The continent of Antarctica has two major divisions; West Antarctica in mostly west longitudes and East Antarctica in mostly east longitudes. East Antarctica is larger and has a higher average elevation. Separating the two subcontinents is a lower elevation topographic region occupied by the Ross Ice Shelf and the Ross Sea. This region is referred to as the Ross Embayment. The embayment comprises an area of approximately. It includes the Ross Sea and the Ross Ice Shelf. The name is most commonly used in the scientific literature, at times along with the West Antarctic Rift System, which is of larger extent and has geologic meaning. Because the rift system includes the embayment, the later is considered to lie in West Antarctica.

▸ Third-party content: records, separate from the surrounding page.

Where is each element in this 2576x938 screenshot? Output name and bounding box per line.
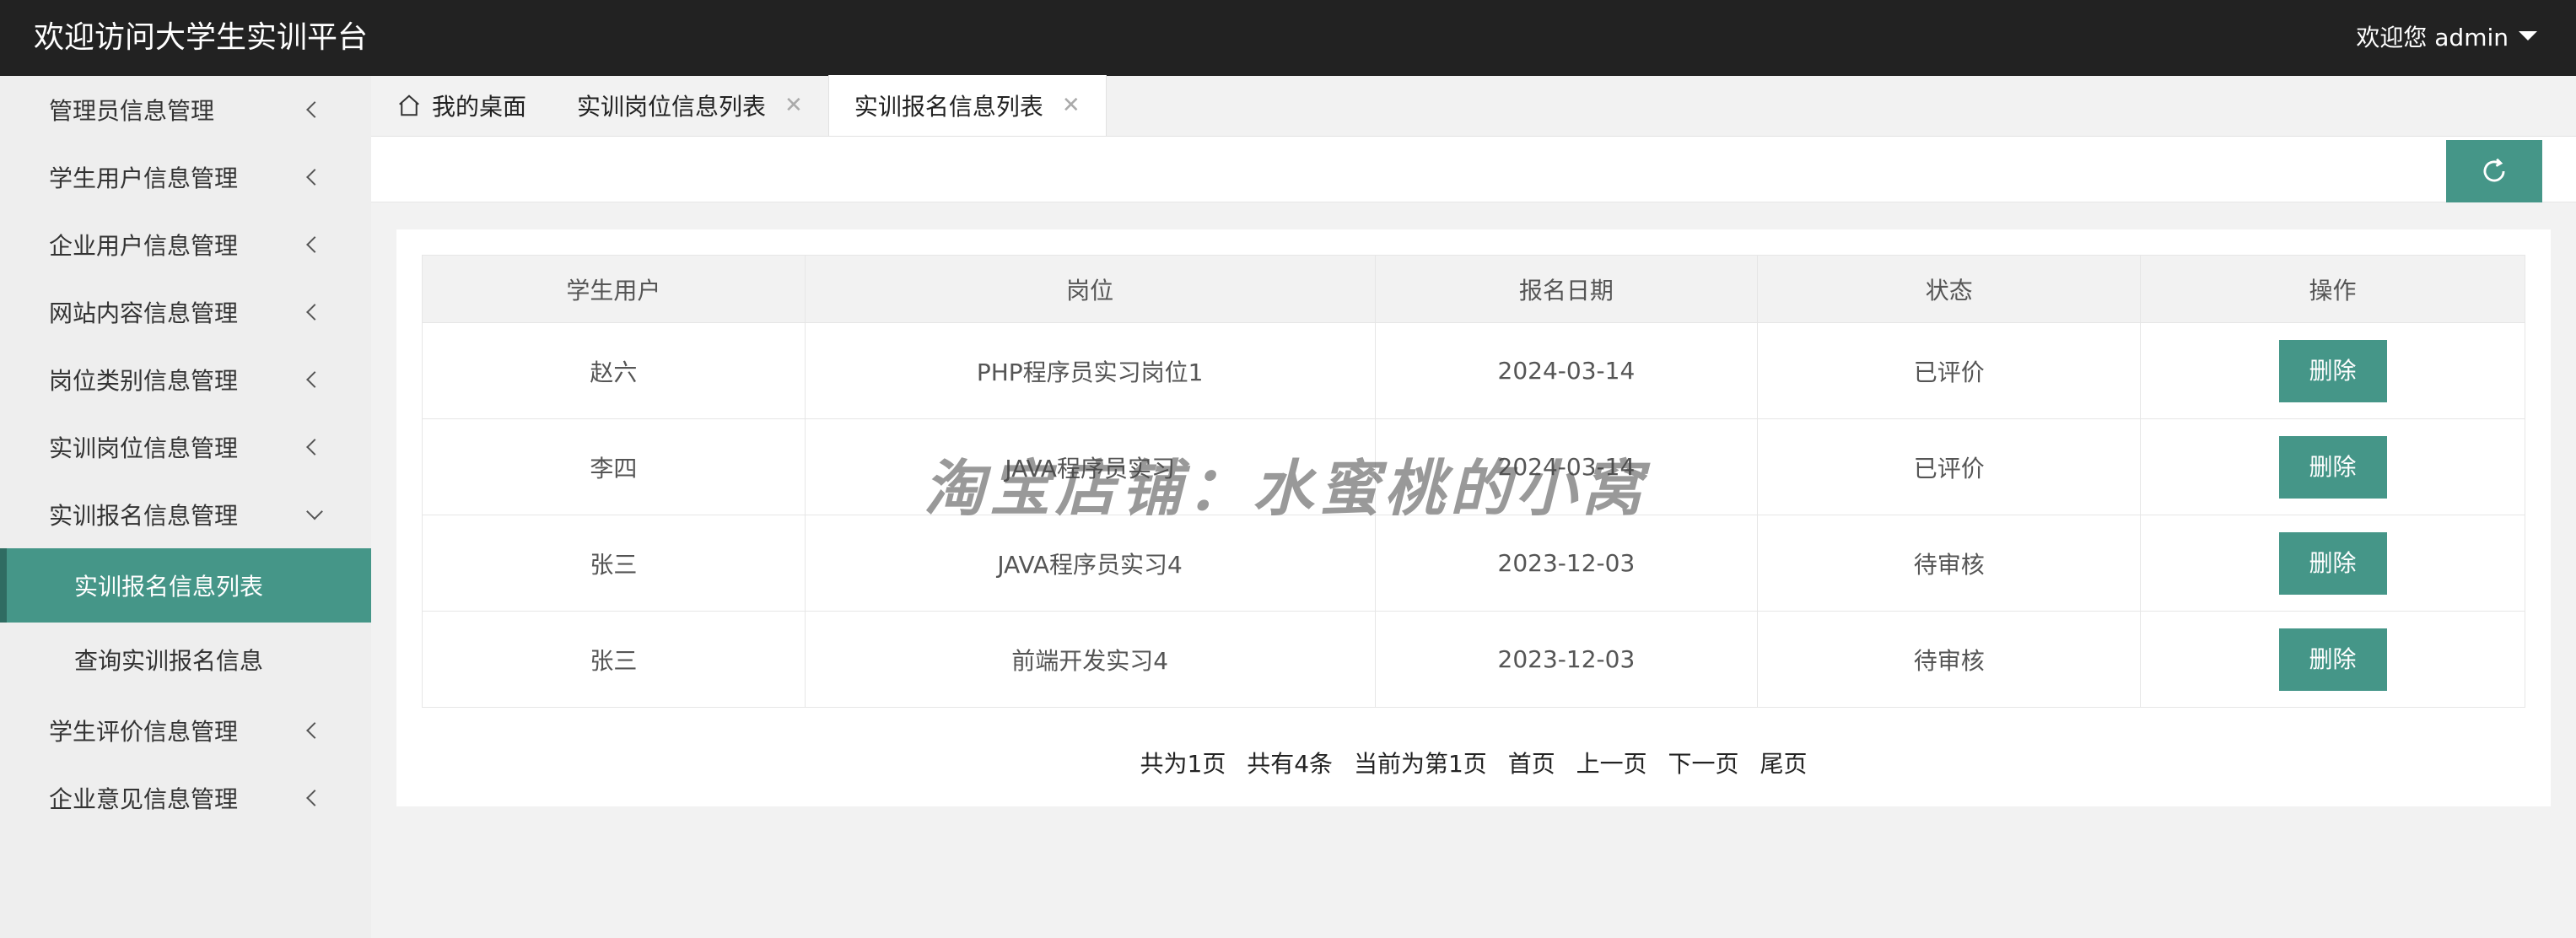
sidebar-subitem-registration-query[interactable]: 查询实训报名信息	[0, 623, 371, 697]
cell-action: 删除	[2140, 611, 2525, 708]
table-row: 张三 前端开发实习4 2023-12-03 待审核 删除	[422, 611, 2525, 708]
toolbar	[371, 137, 2576, 202]
delete-button[interactable]: 删除	[2278, 339, 2387, 402]
sidebar-subitem-registration-list[interactable]: 实训报名信息列表	[0, 548, 371, 623]
home-icon	[399, 94, 419, 116]
chevron-left-icon	[306, 722, 323, 739]
sidebar-item-label: 岗位类别信息管理	[49, 367, 239, 395]
col-header-position: 岗位	[804, 255, 1376, 323]
pager-first-link[interactable]: 首页	[1508, 750, 1555, 778]
caret-down-icon	[2519, 30, 2537, 40]
col-header-action: 操作	[2140, 255, 2525, 323]
sidebar-item-admin[interactable]: 管理员信息管理	[0, 76, 371, 143]
cell-status: 待审核	[1757, 611, 2142, 708]
user-greeting: 欢迎您 admin	[2356, 24, 2509, 51]
chevron-left-icon	[306, 169, 323, 186]
cell-student: 张三	[422, 611, 806, 708]
user-menu[interactable]: 欢迎您 admin	[2356, 0, 2537, 76]
col-header-date: 报名日期	[1374, 255, 1759, 323]
cell-date: 2024-03-14	[1374, 322, 1759, 419]
refresh-icon	[2483, 158, 2505, 182]
close-icon[interactable]: ✕	[784, 93, 803, 118]
cell-action: 删除	[2140, 515, 2525, 612]
delete-button[interactable]: 删除	[2278, 435, 2387, 499]
sidebar-subitem-label: 实训报名信息列表	[74, 573, 264, 601]
tab-label: 实训报名信息列表	[854, 93, 1043, 121]
close-icon[interactable]: ✕	[1062, 93, 1081, 118]
col-header-student: 学生用户	[422, 255, 806, 323]
cell-position: 前端开发实习4	[804, 611, 1376, 708]
tab-label: 我的桌面	[432, 93, 527, 121]
sidebar-item-label: 实训岗位信息管理	[49, 434, 239, 462]
sidebar-item-label: 企业意见信息管理	[49, 785, 239, 813]
sidebar-item-label: 网站内容信息管理	[49, 299, 239, 327]
pager-current-page: 当前为第1页	[1353, 750, 1487, 778]
pager-total-pages: 共为1页	[1140, 750, 1226, 778]
cell-position: PHP程序员实习岗位1	[804, 322, 1376, 419]
tab-training-positions[interactable]: 实训岗位信息列表 ✕	[552, 75, 828, 136]
sidebar-item-job-category[interactable]: 岗位类别信息管理	[0, 346, 371, 413]
cell-status: 已评价	[1757, 418, 2142, 515]
tab-registration-list[interactable]: 实训报名信息列表 ✕	[827, 75, 1107, 136]
cell-action: 删除	[2140, 418, 2525, 515]
sidebar-item-training-registration[interactable]: 实训报名信息管理	[0, 481, 371, 548]
chevron-down-icon	[306, 503, 323, 520]
delete-button[interactable]: 删除	[2278, 531, 2387, 595]
sidebar-item-student-evaluation[interactable]: 学生评价信息管理	[0, 697, 371, 764]
watermark: 淘宝店铺：水蜜桃的小窝	[924, 452, 1648, 524]
sidebar-item-label: 实训报名信息管理	[49, 502, 239, 530]
cell-status: 已评价	[1757, 322, 2142, 419]
chevron-left-icon	[306, 101, 323, 118]
sidebar-item-student-users[interactable]: 学生用户信息管理	[0, 143, 371, 211]
chevron-left-icon	[306, 371, 323, 388]
table-row: 张三 JAVA程序员实习4 2023-12-03 待审核 删除	[422, 515, 2525, 612]
chevron-left-icon	[306, 236, 323, 253]
sidebar-item-site-content[interactable]: 网站内容信息管理	[0, 278, 371, 346]
app-title: 欢迎访问大学生实训平台	[34, 20, 369, 55]
cell-action: 删除	[2140, 322, 2525, 419]
cell-student: 李四	[422, 418, 806, 515]
top-header: 欢迎访问大学生实训平台 欢迎您 admin	[0, 0, 2576, 76]
pager-prev-link[interactable]: 上一页	[1576, 750, 1647, 778]
sidebar-item-training-positions[interactable]: 实训岗位信息管理	[0, 413, 371, 481]
tab-bar: 我的桌面 实训岗位信息列表 ✕ 实训报名信息列表 ✕	[371, 75, 2576, 137]
cell-student: 张三	[422, 515, 806, 612]
pager-next-link[interactable]: 下一页	[1668, 750, 1739, 778]
pagination: 共为1页 共有4条 当前为第1页 首页 上一页 下一页 尾页	[396, 746, 2551, 779]
cell-date: 2023-12-03	[1374, 515, 1759, 612]
pager-last-link[interactable]: 尾页	[1760, 750, 1807, 778]
delete-button[interactable]: 删除	[2278, 628, 2387, 691]
cell-status: 待审核	[1757, 515, 2142, 612]
refresh-button[interactable]	[2446, 140, 2542, 202]
sidebar-item-label: 学生评价信息管理	[49, 718, 239, 746]
col-header-status: 状态	[1757, 255, 2142, 323]
cell-student: 赵六	[422, 322, 806, 419]
tab-label: 实训岗位信息列表	[577, 93, 767, 121]
sidebar: 管理员信息管理 学生用户信息管理 企业用户信息管理 网站内容信息管理 岗位类别信…	[0, 76, 371, 938]
sidebar-item-label: 企业用户信息管理	[49, 232, 239, 260]
sidebar-item-enterprise-feedback[interactable]: 企业意见信息管理	[0, 764, 371, 832]
tab-desktop[interactable]: 我的桌面	[371, 75, 552, 136]
sidebar-item-label: 学生用户信息管理	[49, 164, 239, 192]
chevron-left-icon	[306, 790, 323, 806]
chevron-left-icon	[306, 439, 323, 456]
table-row: 赵六 PHP程序员实习岗位1 2024-03-14 已评价 删除	[422, 322, 2525, 419]
sidebar-item-label: 管理员信息管理	[49, 97, 215, 125]
sidebar-subitem-label: 查询实训报名信息	[74, 647, 264, 675]
pager-total-items: 共有4条	[1247, 750, 1334, 778]
chevron-left-icon	[306, 304, 323, 321]
sidebar-item-enterprise-users[interactable]: 企业用户信息管理	[0, 211, 371, 278]
cell-position: JAVA程序员实习4	[804, 515, 1376, 612]
table-header-row: 学生用户 岗位 报名日期 状态 操作	[422, 255, 2525, 323]
cell-date: 2023-12-03	[1374, 611, 1759, 708]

The informal use of the name 'Ross Embayment' tends to denote a smaller region than the rift system. The embayment extends from Northern Victoria Land and the Transantarctic Mountains on the west to the Edward VII Peninsula, Shirase Coast and Siple Coast on the east, and south to the grounding line of the Ross Ice Shelf.

Formation

The low elevation marine characteristic of the Ross Embayment formed since the Jurassic period. Before that time and earlier East and West Antarctica had similar elevations and the Ross Embayment did not exist. The breakup of the eastern sector of Gondwana in Cretaceous time resulted in crustal extension, thinning and subsidence to form the Ross Embayment. The mechanism of crustal stretching and subsidence in the Ross Embayment has been attributed to detachment faulting. Extension between East and West Antarctica totals about 500 kilometers. Half of this occurred prior to sea floor spreading that separated the New Zealand microcontinents from Antarctica beginning at 85 million years. The remaining extension occurred in the Central Trough, Northern Basin, and Victoria Land Basin in the western Ross Sea before late Miocene time. Subsidence continued as mantle under the Ross Embayment cooled.